On 9/5/2010 15:37, Petr Rockai wrote:
> Max Battcher<me at worldmaker.net>  writes:
>> 045b19	First line of the file
>> oac77a	second line, tweaked by Lele
>> fac657	third line, added by John
>> ...
>> I'm still wondering if the second document may also be better in a YAML format
>> of some sort... Another toy example:
>> - 045b19: |
>>    First line of file
>> - oac77a: |
>>    second line, tweaked by Lele
>>    third line, tweaked by Lele
>> - fac657: |
>>    man line, added by John
>> That doesn't seem that much worse than the existing human-readable annotate
>> output...
> I should remind you that what you propose is not legal YAML, which was
> also my reason against using it for annotate in the first place. You
> either mangle the file contents doing custom non-YAML quoting, or you
> use double-quoted YAML strings with escapes.
> The YAML spec explicitly says, that there's no other way to encode
> arbitrary strings than to use "..." with \-sequences, which will lead to
> really hard to read output (both for humans and non-YAML machines).

Is it hard to read? Surely \-sequences are not much harder to read than 
existing [_-sequences in darcs. I don't think quote marks subtract much 
readability either (most of us are programmers, after all-- we see 
quoted strings all over the place).

Also, what are we talking about escaping? YAML's default character set 
is UTF-8 and the excluded characters seem quite explicit:

"The allowed character range explicitly excludes the C0 control block 
#x0-#x1F (except for TAB #x9, LF #xA, and CR #xD which are allowed), DEL 
#x7F, the C1 control block #x80-#x9F (except for NEL #x85 which is 
allowed), the surrogate block #xD800-#xDFFF, #xFFFE, and #xFFFF."

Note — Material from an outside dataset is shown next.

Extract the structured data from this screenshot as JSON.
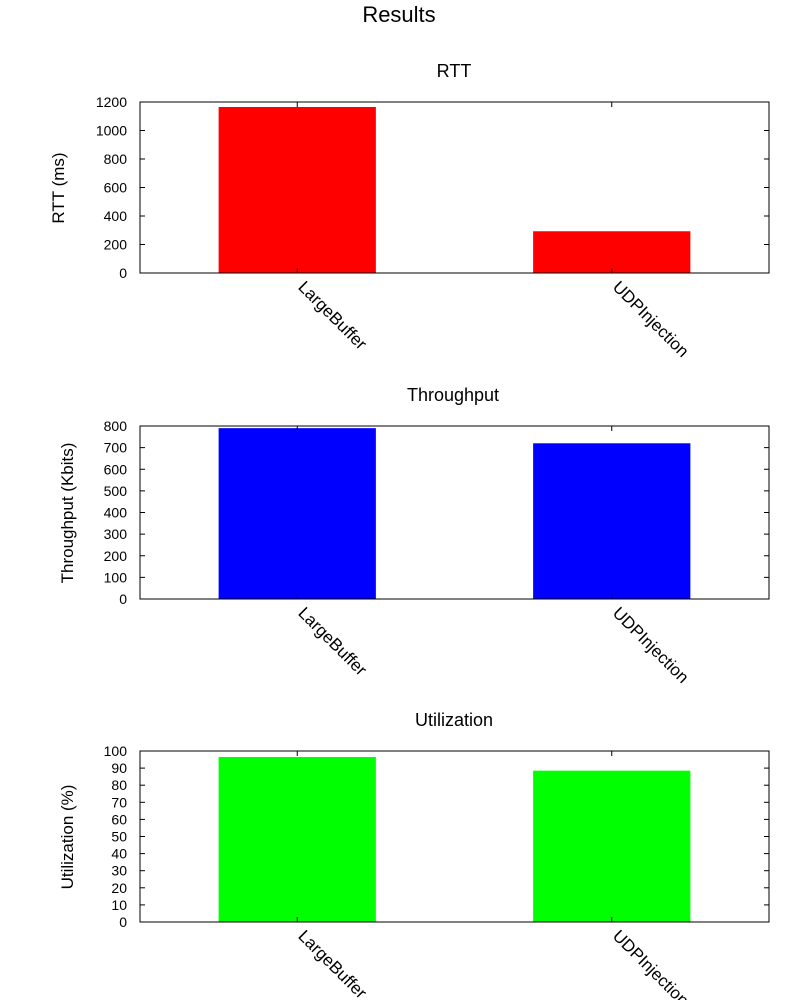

Everything in UTF-8 not explicitly excluded is fair game in a literal 
block... How likely are non-binary files to contain characters in the 
proscribed ranges? Certainly darcs could check for the proscribed ranges 
and switch to a quoted format only when truly necessary.

- 045b19:
   "First line of file\u0000"
- oac77a: |
   second line, tweaked by Lele
   third line, tweaked by Lele
- fac657: |
   man line, added by John

I think human-readability is preserved fine. Sure, it makes "scrape 
parsing" tougher, but of course "use a more conforming parser" if you 
need to parse more complicated annotate output doesn't sound like bad 
advice to me. However, it should be obvious that the existence or lack 
of "|" in the header is a clear, regular determinant even if you do wish 
to maintain some rough per-line/regex scrape.